Sem tempo na propaganda eleitoral gratuita na TV e no rádio, os candidatos à Presidência Romeu Zema (Novo) e Renan Santos (Missão) apostam nas redes sociais para compensar essa ausência na campanha. Ambos buscam apresentar projetos para a área da segurança pública e atacar rivais por meio do digital, estratégia que visa atenuar os efeitos da falta de visibilidade nos meios tradicionais de comunicação eleitoral.

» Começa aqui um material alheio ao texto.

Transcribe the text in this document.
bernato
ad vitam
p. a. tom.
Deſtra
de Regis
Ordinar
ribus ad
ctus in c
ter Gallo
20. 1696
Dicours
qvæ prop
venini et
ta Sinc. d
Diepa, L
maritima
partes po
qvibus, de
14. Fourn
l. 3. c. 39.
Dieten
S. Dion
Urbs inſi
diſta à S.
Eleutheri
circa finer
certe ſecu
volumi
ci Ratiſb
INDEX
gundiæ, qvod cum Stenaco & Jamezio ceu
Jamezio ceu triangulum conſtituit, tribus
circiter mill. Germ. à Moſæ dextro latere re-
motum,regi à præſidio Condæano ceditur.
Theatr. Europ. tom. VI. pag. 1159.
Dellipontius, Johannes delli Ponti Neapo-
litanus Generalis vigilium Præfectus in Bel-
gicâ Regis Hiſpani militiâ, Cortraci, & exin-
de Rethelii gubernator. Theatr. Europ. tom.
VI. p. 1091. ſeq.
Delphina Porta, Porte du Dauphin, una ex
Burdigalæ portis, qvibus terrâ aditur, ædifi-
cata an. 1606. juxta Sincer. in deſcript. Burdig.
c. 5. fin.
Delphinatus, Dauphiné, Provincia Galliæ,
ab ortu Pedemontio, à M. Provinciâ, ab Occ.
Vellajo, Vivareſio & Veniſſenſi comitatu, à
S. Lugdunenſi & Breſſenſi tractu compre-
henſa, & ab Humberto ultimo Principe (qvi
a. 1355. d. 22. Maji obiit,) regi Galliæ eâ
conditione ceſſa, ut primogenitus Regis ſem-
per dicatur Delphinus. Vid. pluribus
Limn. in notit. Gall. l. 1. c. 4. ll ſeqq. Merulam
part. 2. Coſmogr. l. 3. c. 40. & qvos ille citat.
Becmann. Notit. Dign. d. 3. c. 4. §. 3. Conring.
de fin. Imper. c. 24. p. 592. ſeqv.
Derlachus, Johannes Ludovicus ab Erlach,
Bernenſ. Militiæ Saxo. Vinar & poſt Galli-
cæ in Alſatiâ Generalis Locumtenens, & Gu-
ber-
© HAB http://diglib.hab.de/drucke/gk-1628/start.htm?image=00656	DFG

Ronaldo Caiado (PSD) e Augusto Cury (Avante), que dispõem de 2 minutos e 2 segundos e de 35 segundos respectivamente no horário eleitoral gratuito, aproveitam esse espaço para um discurso de enfrentamento à polarização entre o petismo e o bolsonarismo, diferenciando-se assim dos candidatos que dependem exclusivamente do ambiente digital.
Renan Santos utiliza a economia e o preço dos alimentos como argumento para desgastar tanto o presidente Luiz Inácio Lula da Silva (PT) quanto o candidato Flávio Bolsonaro (PL), fazendo alusão ao governo do pai, Eduardo Bolsonaro. Essa estratégia de ataque cruzado visa fragilizar ambos os lados da disputa sem se alinhar explicitamente a nenhuma das duas correntes políticas dominantes.